Tra il bianco della neve e il nero delle ombre, una mostra fotografica racconta la quotidianità di questo piccolo paese nel cuore d’Europa attraverso i volti e i paesaggi di Peja/Pec e Pristina, Mitrovica e Gorazdevac. Un viaggio visivo nella quotidianità di malinconie e sogni che scandiscono il tempo di questo nuovo stato.
Ad accompagnarmi in questo viaggio nei volti e nelle città, sono il fotografo Ignacio Maria Coccia, che collabora con le maggiori testate italiane, e Raffaele Coniglio, cooperante italiano impegnato in Kosovo dal 2005, e già autore su questo stesso giornale di interessanti articoli sull’ex-provincia jugoslava.
Sig. Coniglio, com’è la situazione attuale in Kosovo?
Si è abbastanza normalizzata, e questo perché con l’indipendenza ottenuta la parte albanese ha raggiunto il suo obiettivo (e vive il suo sogno). Anche dal versante serbo si registrato positivi passi in avanti. Sebbene la situazione sia migliorata rispetto alla fase pre-indipendenza, quando gli incidenti nella parte nord del Kosovo assumevano toni piuttosto accesi, rimane ancora l’amaro in bocca (e si vive nell’incertezza). L’arresto di Radovan Karadzic (responsabile di crimini di guerra e di genocidio nel conflitto in Bosnia del 1992-95) e l’apertura del nuovo governo serbo all’Occidente sembrano comunque inaugurare una nuova era più propensa al dialogo e alla cooperazione.
Lei e il suo collega, che cosa volete svelare con questo lavoro?
L’aspetto giovane e sfaccettato di questa società multi-culturale. In un piccolo stato si trova un’interessante varietà di lingue, costumi e tradizioni, senza dimenticare l’aspetto religioso. La si respira con facilità dappertutto, e questo nonostante i problemi di interrelazione che non riguardano solo serbi e albanesi, ma anche rom, gorani, bosniaci e turchi. Il nostro intento è quello di far conoscere aspetti del Kosovo insoliti e nuovi, cercando soprattutto di mettere in risalto l’essenza più intima e vera di quella pluralità di anime che vivono oggi questo staterello appena costituitosi.
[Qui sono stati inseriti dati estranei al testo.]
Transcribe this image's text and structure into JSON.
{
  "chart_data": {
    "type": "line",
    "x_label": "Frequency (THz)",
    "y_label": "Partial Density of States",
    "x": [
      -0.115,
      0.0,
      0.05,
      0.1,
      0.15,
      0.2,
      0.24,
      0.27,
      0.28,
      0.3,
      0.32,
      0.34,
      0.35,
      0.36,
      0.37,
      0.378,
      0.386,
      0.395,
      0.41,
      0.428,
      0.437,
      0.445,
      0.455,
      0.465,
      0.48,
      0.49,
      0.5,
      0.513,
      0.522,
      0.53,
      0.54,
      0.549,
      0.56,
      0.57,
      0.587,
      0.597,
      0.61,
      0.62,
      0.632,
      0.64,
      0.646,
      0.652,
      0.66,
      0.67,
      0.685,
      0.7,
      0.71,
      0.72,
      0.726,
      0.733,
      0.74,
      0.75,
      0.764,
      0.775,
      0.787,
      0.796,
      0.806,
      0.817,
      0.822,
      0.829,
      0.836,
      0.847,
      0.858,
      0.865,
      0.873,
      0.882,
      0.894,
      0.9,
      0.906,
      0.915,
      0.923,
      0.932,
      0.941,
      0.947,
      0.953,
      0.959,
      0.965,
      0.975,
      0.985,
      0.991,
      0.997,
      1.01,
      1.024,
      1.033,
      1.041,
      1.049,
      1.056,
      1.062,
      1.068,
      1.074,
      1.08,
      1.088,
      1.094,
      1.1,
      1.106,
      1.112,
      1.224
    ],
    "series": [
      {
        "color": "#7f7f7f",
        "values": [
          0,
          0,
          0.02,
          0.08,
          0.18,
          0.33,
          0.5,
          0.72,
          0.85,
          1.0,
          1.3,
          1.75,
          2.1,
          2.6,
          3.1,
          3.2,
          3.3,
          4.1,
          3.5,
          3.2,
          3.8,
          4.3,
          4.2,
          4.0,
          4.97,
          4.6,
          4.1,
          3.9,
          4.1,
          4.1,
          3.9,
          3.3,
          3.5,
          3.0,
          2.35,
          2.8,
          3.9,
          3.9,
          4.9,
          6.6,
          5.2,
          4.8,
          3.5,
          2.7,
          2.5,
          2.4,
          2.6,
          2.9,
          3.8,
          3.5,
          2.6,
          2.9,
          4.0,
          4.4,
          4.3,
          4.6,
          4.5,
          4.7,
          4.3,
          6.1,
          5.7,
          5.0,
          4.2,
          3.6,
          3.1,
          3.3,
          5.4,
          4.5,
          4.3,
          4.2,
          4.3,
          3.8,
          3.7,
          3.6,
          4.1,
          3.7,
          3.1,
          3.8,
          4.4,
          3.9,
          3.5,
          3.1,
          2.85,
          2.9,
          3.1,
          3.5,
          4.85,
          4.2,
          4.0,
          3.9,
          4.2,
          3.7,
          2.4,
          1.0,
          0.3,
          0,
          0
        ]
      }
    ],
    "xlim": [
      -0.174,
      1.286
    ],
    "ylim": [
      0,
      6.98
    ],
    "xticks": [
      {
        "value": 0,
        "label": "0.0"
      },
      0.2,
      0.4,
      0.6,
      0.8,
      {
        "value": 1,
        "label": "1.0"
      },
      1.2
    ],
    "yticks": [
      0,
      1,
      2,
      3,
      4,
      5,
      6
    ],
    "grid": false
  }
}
Qui, rispetto, folclore, forti legami familiari e senso di appartenenza sono caratteristiche ben visibili che si sono mantenute quasi intatte per secoli.
In questa situazione di labile stabilità, l’Unione Europea fa qualcosa?
L’UE purtroppo non è per nulla compatta in Kosovo. Il fatto che non tutti i paesi membri abbiano riconosciuto questo nuovo stato è una evidente debolezza che si riflette negli sforzi ancora di scarso impatto e poco lungimiranti di Eulex (European Union Rule of Law Mission in Kosovo) che ha da pochi mesi affiancato la missione Unmik e presto la sostituirà completamente. Finché la cooperazione verrà percepita come mera assistenza invece di una potenziale terra di investimento e collaborazione economica, si potrà fare ben poco.
Avete puntato i riflettori sulla gente e sui luoghi. Cosa trasmettono secondo lei?
Il Kosovo è un posto incredibile. Si passa da posti bellissimi con case immerse nella natura, alla desolazione più spettrale. I segni della guerra ci sono ancora, nelle case bruciate, nelle scritte sui muri e tra le rughe e gli sguardi tristi della gente. Negli occhi di giovani e vecchi si percepisce ancora il rancore. La diversità è ancora oggi un segno di divisione.
La mostra “Kosovo: incertezze e sogni” sarà inaugurata venerdì 3 luglio (h. 19) a Bari, presso il Fortino di S. Antonio (via Re Manfredi), e sarà visibile fino a mercoledì 15 luglio (orario 10-13 e 18-21). Alla presentazione saranno presenti l’assessore al Mediterraneo e alla Cooperazione Economica della Regione Puglia, Silvia Godelli, e l’Ambasciatore d’Italia in Kosovo, Micheal L. Giffoni.